Intanto è utile segnalare che negli ultimi anni sono diventati migliaia e sono in aumento i lavoratori italiani in Albania. Se non ci sarà la convenzione, si troveranno davanti allo stesso problema degli albanesi di prima generazione appena arriveranno alla pensione. Certamente questo dato può aiutare a sensibilizzare quei politici convinti che i diritti debbano essere riconosciuti prioritariamente a chi ha la cittadinanza italiana. Perché – al netto dell’accusa di sforzi insufficienti profusi per l’accordo, spesso mossa alle istituzioni dell’Albania dagli immigrati qui – è chiaro che ad oggi la piena volontà politica è mancata da parte dell’Italia. Parlo di quella volontà che porta un impegno preso in un incontro bilaterale a diventare azione politica concreta con un budget dedicato. Questo è tanto più insopportabile se pensiamo che la copertura finanziaria in questione è costituita dai contributi versati da questi cittadini, perciò non sarebbe altro che il superamento di un’ingiustizia di fatto.
Cosa è utile fare per chi non si accontenta della rassegnazione?

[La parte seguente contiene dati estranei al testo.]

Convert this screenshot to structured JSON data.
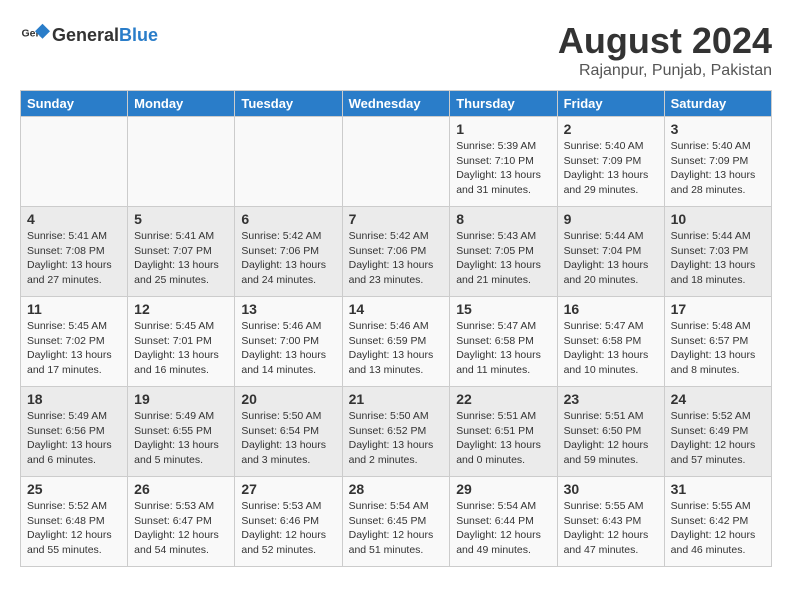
{
  "header": {
    "logo_general": "General",
    "logo_blue": "Blue",
    "month": "August 2024",
    "location": "Rajanpur, Punjab, Pakistan"
  },
  "weekdays": [
    "Sunday",
    "Monday",
    "Tuesday",
    "Wednesday",
    "Thursday",
    "Friday",
    "Saturday"
  ],
  "weeks": [
    [
      {
        "day": "",
        "info": ""
      },
      {
        "day": "",
        "info": ""
      },
      {
        "day": "",
        "info": ""
      },
      {
        "day": "",
        "info": ""
      },
      {
        "day": "1",
        "info": "Sunrise: 5:39 AM\nSunset: 7:10 PM\nDaylight: 13 hours\nand 31 minutes."
      },
      {
        "day": "2",
        "info": "Sunrise: 5:40 AM\nSunset: 7:09 PM\nDaylight: 13 hours\nand 29 minutes."
      },
      {
        "day": "3",
        "info": "Sunrise: 5:40 AM\nSunset: 7:09 PM\nDaylight: 13 hours\nand 28 minutes."
      }
    ],
    [
      {
        "day": "4",
        "info": "Sunrise: 5:41 AM\nSunset: 7:08 PM\nDaylight: 13 hours\nand 27 minutes."
      },
      {
        "day": "5",
        "info": "Sunrise: 5:41 AM\nSunset: 7:07 PM\nDaylight: 13 hours\nand 25 minutes."
      },
      {
        "day": "6",
        "info": "Sunrise: 5:42 AM\nSunset: 7:06 PM\nDaylight: 13 hours\nand 24 minutes."
      },
      {
        "day": "7",
        "info": "Sunrise: 5:42 AM\nSunset: 7:06 PM\nDaylight: 13 hours\nand 23 minutes."
      },
      {
        "day": "8",
        "info": "Sunrise: 5:43 AM\nSunset: 7:05 PM\nDaylight: 13 hours\nand 21 minutes."
      },
      {
        "day": "9",
        "info": "Sunrise: 5:44 AM\nSunset: 7:04 PM\nDaylight: 13 hours\nand 20 minutes."
      },
      {
        "day": "10",
        "info": "Sunrise: 5:44 AM\nSunset: 7:03 PM\nDaylight: 13 hours\nand 18 minutes."
      }
    ],
    [
      {
        "day": "11",
        "info": "Sunrise: 5:45 AM\nSunset: 7:02 PM\nDaylight: 13 hours\nand 17 minutes."
      },
      {
        "day": "12",
        "info": "Sunrise: 5:45 AM\nSunset: 7:01 PM\nDaylight: 13 hours\nand 16 minutes."
      },
      {
        "day": "13",
        "info": "Sunrise: 5:46 AM\nSunset: 7:00 PM\nDaylight: 13 hours\nand 14 minutes."
      },
      {
        "day": "14",
        "info": "Sunrise: 5:46 AM\nSunset: 6:59 PM\nDaylight: 13 hours\nand 13 minutes."
      },
      {
        "day": "15",
        "info": "Sunrise: 5:47 AM\nSunset: 6:58 PM\nDaylight: 13 hours\nand 11 minutes."
      },
      {
        "day": "16",
        "info": "Sunrise: 5:47 AM\nSunset: 6:58 PM\nDaylight: 13 hours\nand 10 minutes."
      },
      {
        "day": "17",
        "info": "Sunrise: 5:48 AM\nSunset: 6:57 PM\nDaylight: 13 hours\nand 8 minutes."
      }
    ],
    [
      {
        "day": "18",
        "info": "Sunrise: 5:49 AM\nSunset: 6:56 PM\nDaylight: 13 hours\nand 6 minutes."
      },
      {
        "day": "19",
        "info": "Sunrise: 5:49 AM\nSunset: 6:55 PM\nDaylight: 13 hours\nand 5 minutes."
      },
      {
        "day": "20",
        "info": "Sunrise: 5:50 AM\nSunset: 6:54 PM\nDaylight: 13 hours\nand 3 minutes."
      },
      {
        "day": "21",
        "info": "Sunrise: 5:50 AM\nSunset: 6:52 PM\nDaylight: 13 hours\nand 2 minutes."
      },
      {
        "day": "22",
        "info": "Sunrise: 5:51 AM\nSunset: 6:51 PM\nDaylight: 13 hours\nand 0 minutes."
      },
      {
        "day": "23",
        "info": "Sunrise: 5:51 AM\nSunset: 6:50 PM\nDaylight: 12 hours\nand 59 minutes."
      },
      {
        "day": "24",
        "info": "Sunrise: 5:52 AM\nSunset: 6:49 PM\nDaylight: 12 hours\nand 57 minutes."
      }
    ],
    [
      {
        "day": "25",
        "info": "Sunrise: 5:52 AM\nSunset: 6:48 PM\nDaylight: 12 hours\nand 55 minutes."
      },
      {
        "day": "26",
        "info": "Sunrise: 5:53 AM\nSunset: 6:47 PM\nDaylight: 12 hours\nand 54 minutes."
      },
      {
        "day": "27",
        "info": "Sunrise: 5:53 AM\nSunset: 6:46 PM\nDaylight: 12 hours\nand 52 minutes."
      },
      {
        "day": "28",
        "info": "Sunrise: 5:54 AM\nSunset: 6:45 PM\nDaylight: 12 hours\nand 51 minutes."
      },
      {
        "day": "29",
        "info": "Sunrise: 5:54 AM\nSunset: 6:44 PM\nDaylight: 12 hours\nand 49 minutes."
      },
      {
        "day": "30",
        "info": "Sunrise: 5:55 AM\nSunset: 6:43 PM\nDaylight: 12 hours\nand 47 minutes."
      },
      {
        "day": "31",
        "info": "Sunrise: 5:55 AM\nSunset: 6:42 PM\nDaylight: 12 hours\nand 46 minutes."
      }
    ]
  ]
}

Sostenere le azioni, anche politiche, intraprese per raggiungere l’obiettivo. Qui segnalo l’impegno del senatore Tommaso Nannicini, che per il secondo anno consecutivo ha presentato in Legge di Bilancio un emendamento destinato a dare copertura finanziaria alla convenzione. Parallelamente è importante firmare la petizione che abbiamo collettivamente lanciato e promosso sulla piattaforma change per chiedere ai ministri italiani competenti di ascoltare la voce degli albanesi d’Italia e delle persone che hanno a cuore l’allargamento dei diritti di tutti. Inoltre grazie all’associazione Volare e all’attivismo di molte persone, sia albanesi che italiane, abbiamo messo in rete i più grandi sindacati italiani per portare avanti insieme questa battaglia.